I wielu przyzwyczaiło się że na przystankach, podobnie jak w lokalach gastronomicznych, nie pali się papierosów. Tyle, że z drugiej strony ciężko znaleźć kogoś, kto otrzymałby mandat z tego powodu.

Zdaniem naszej czytelniczki, niewykluczone, że także dlatego palacze pozwalają sobie na przystankach i w okolicach na coraz więcej, przeszkadzając nielubiącym dymu pasażerom.

Oto refleksja naszej czytelniczki:



Ostatnio przy ul.
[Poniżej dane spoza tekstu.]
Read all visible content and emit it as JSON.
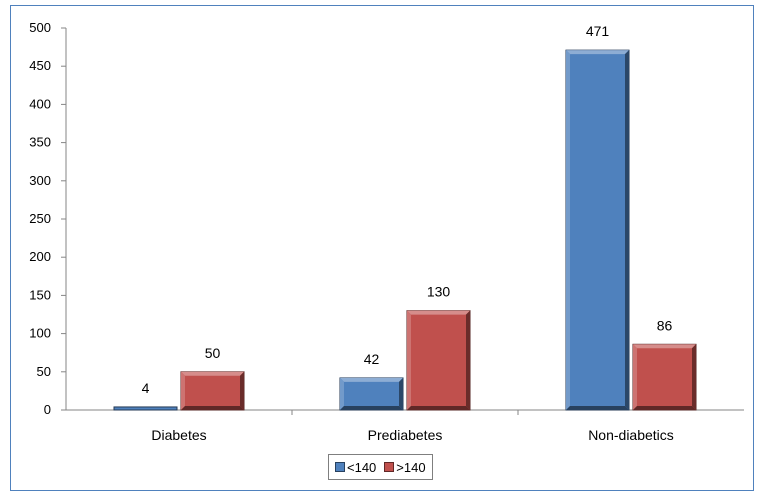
{
  "chart_data": {
    "type": "bar",
    "categories": [
      "Diabetes",
      "Prediabetes",
      "Non-diabetics"
    ],
    "series": [
      {
        "name": "<140",
        "values": [
          4,
          42,
          471
        ],
        "color": "#4f81bd"
      },
      {
        "name": ">140",
        "values": [
          50,
          130,
          86
        ],
        "color": "#c0504d"
      }
    ],
    "ylim": [
      0,
      500
    ],
    "yticks": [
      0,
      50,
      100,
      150,
      200,
      250,
      300,
      350,
      400,
      450,
      500
    ],
    "grid": false,
    "legend_position": "bottom",
    "title": "",
    "xlabel": "",
    "ylabel": ""
  }
}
Rolniczej w Gdyni, oczekując na autobus, tuż przy wiacie trzy osoby paliły papierosy tradycyjne, a kolejne dwa papierosy elektroniczne. Na przystankach nie widuje już znaków zakazu palenia - ale to chyba nie oznacza, że można tam palić.

Tymczasem ostatnio coraz częściej obserwuję rozluźnienie w kwestii tego przepisu. O ile w środkach komunikacji miejskiej zdecydowana większość respektuje zakaz palenia, choć zdarzają się osoby z elektronicznymi papierosami, o tyle poza pojazdami różnie z tym bywa.

Zakaz palenia na przystankach. Ludzie zapomnieli o przepisie?



Zaobserwowałam, że po wprowadzeniu zakazu, większość palaczy pilnowała się, by nie palić na przystankach. Przypominały o tym wspomniane wcześniej specjalne komunikaty na wiatach przystankowych. Ale im powszechniejsze w użyciu są papierosy elektroniczne, tym mniejsza troska o respektowanie zasad. Swoje dokłada też brak kontroli dotyczących przestrzegania zakazu palenia na przystankach.

Zawsze odsuwam się od palącej osoby, albo staję od nawietrznej, aby dym nie leciał na mnie. Jednak w tym momencie nie miałam możliwości znaleźć przestrzeni dla siebie wśród kilku palących osób. Dodam, że choruję na astmę, która właśnie w okresie jesienno-zimowym bywa wyjątkowo dokuczliwa z powodu zanieczyszczenia powietrza.

Może ktoś to przeczyta i zreflektuje się, że gdy pali papierosy na przystanku, to niekoniecznie jest to dobre dla innych. I może pomyśli, że łamie przepisy, które wciąż obowiązują.

Wraca problem z paleniem na przystankach Wraca problem z paleniem na przystankach
06:04 21 STYCZNIA 23

Jaracz (30 opinii)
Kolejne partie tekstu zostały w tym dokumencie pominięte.